Apart from Cary having a low crime rate and “beautiful” greenways, Smith said the Triangle also offers an untapped well of resources. He noted local media agencies, universities and tech companies such as SAS that the area is known for.
“Cary could really be on the forefront of a media boom,” he said.
Smith and his wife, a nurse, are still unpacking their new home while he looks for office space in Cary.
He recently met with Ted Boyd, Cary’s downtown manager, to talk about available spaces. Boyd said DreamQuest is the kind of business any town would be lucky to have.
“Attracting the creative class is important,” Boyd said. “The creative industries are great because they tend to be collaborative and bring a lot of energy downtown.”

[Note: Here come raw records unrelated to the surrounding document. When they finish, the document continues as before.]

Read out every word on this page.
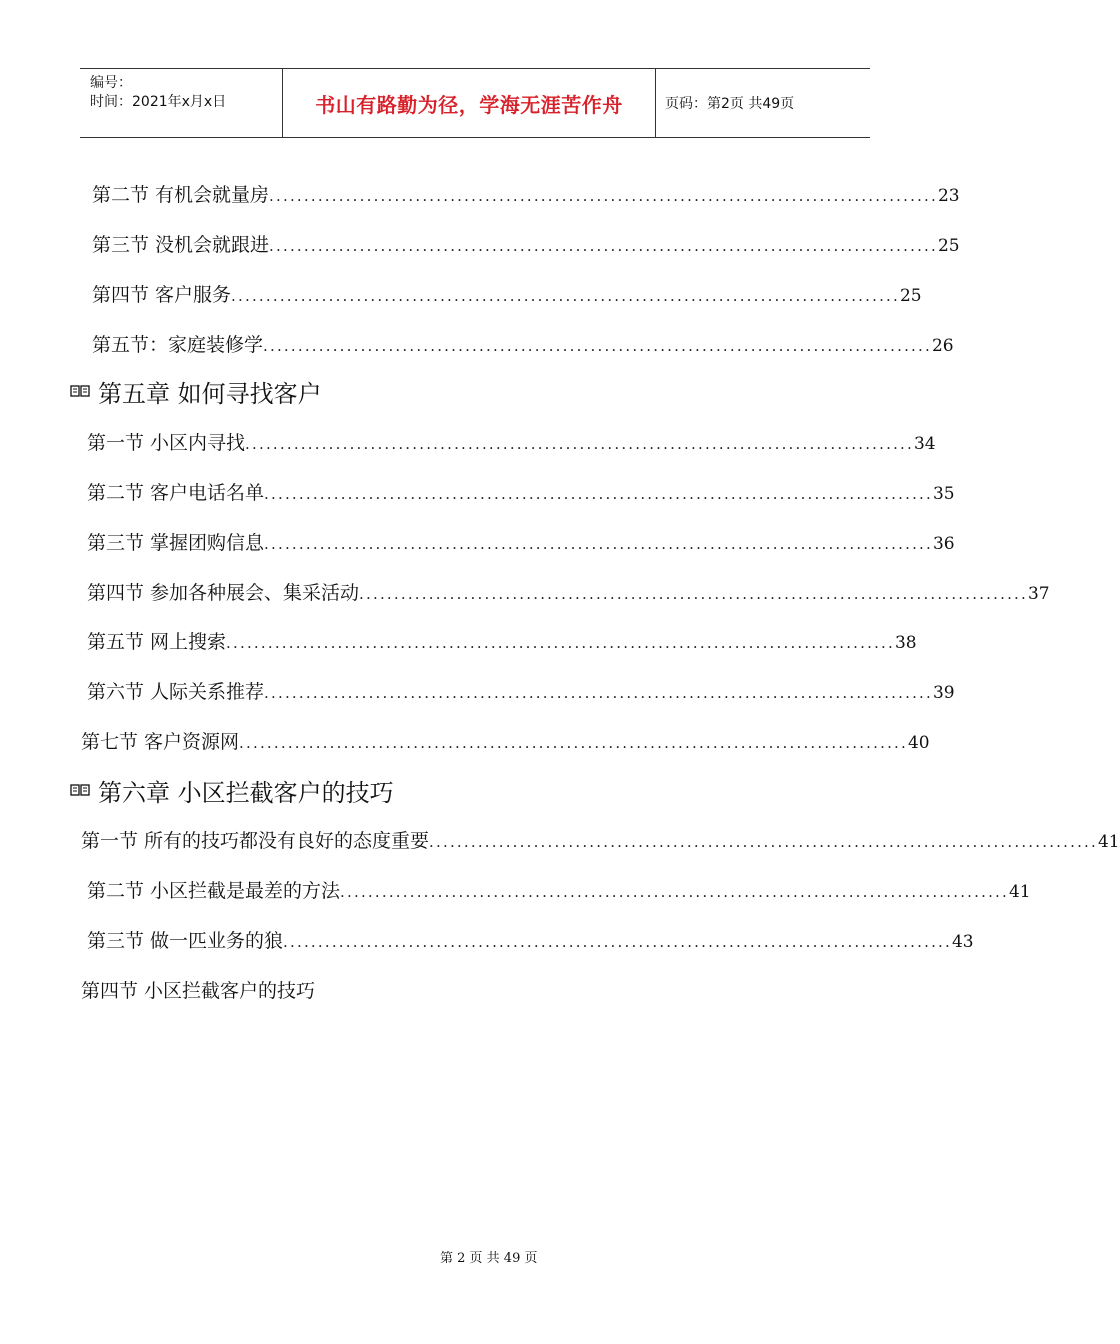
编号：
时间：2021年x月x日	书山有路勤为径，学海无涯苦作舟	页码：第2页 共49页
第二节 有机会就量房 ................................................................................................ 23
第三节 没机会就跟进 ................................................................................................ 25
第四节 客户服务 ................................................................................................ 25
第五节：家庭装修学 ................................................................................................ 26
第五章 如何寻找客户
第一节 小区内寻找 ................................................................................................ 34
第二节 客户电话名单 ................................................................................................ 35
第三节 掌握团购信息 ................................................................................................ 36
第四节 参加各种展会、集采活动 ................................................................................................ 37
第五节 网上搜索 ................................................................................................ 38
第六节 人际关系推荐 ................................................................................................ 39
第七节 客户资源网 ................................................................................................ 40
第六章 小区拦截客户的技巧
第一节 所有的技巧都没有良好的态度重要 ................................................................................................ 41
第二节 小区拦截是最差的方法 ................................................................................................ 41
第三节 做一匹业务的狼 ................................................................................................ 43
第四节 小区拦截客户的技巧
第 2 页 共 49 页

Smith already joined the Cary Chamber of Commerce, which didn’t have such a company among its member ranks.
“With all the film work in North Carolina, to have (Smith) in Cary is very exciting,” said Kyle Greer, vice president of economic development for the chamber.
Smith became a producer after working as a paramedic and serving in the Marines.
But his work in the entertainment industry dates back to his elementary school years.
“My parents made me a child actor when I was 6,” he said.
He acted in commercials and had spots in “The Brady Bunch” and “Gunsmoke,” he said.
In recent years, Smith carved out a niche for DreamQuest Productions as a crew that specializes in documentary and adventure films.
“If it involves jumping out of an airplane or trekking through a jungle, that’s what we love to do,” he said.
For example, the company recently filmed on Mt. Everest for the film “Eight Summits.”
But one of the company’s best-known films is “Rescue Men: The Story of the Pea Island Lifesavers,” a documentary about black lifesavers who worked along North Carolina’s Outer Banks.
The film was named best documentary feature at the 2011 San Francisco Ocean Film Festival and best documentary at the 2011 N.C. Triangle Press Club.
Smith thinks the Tar Heel state has the potential to produce even more award-winning documentaries.
“There are so many untold stories in Carolina that people don’t realize,” he said.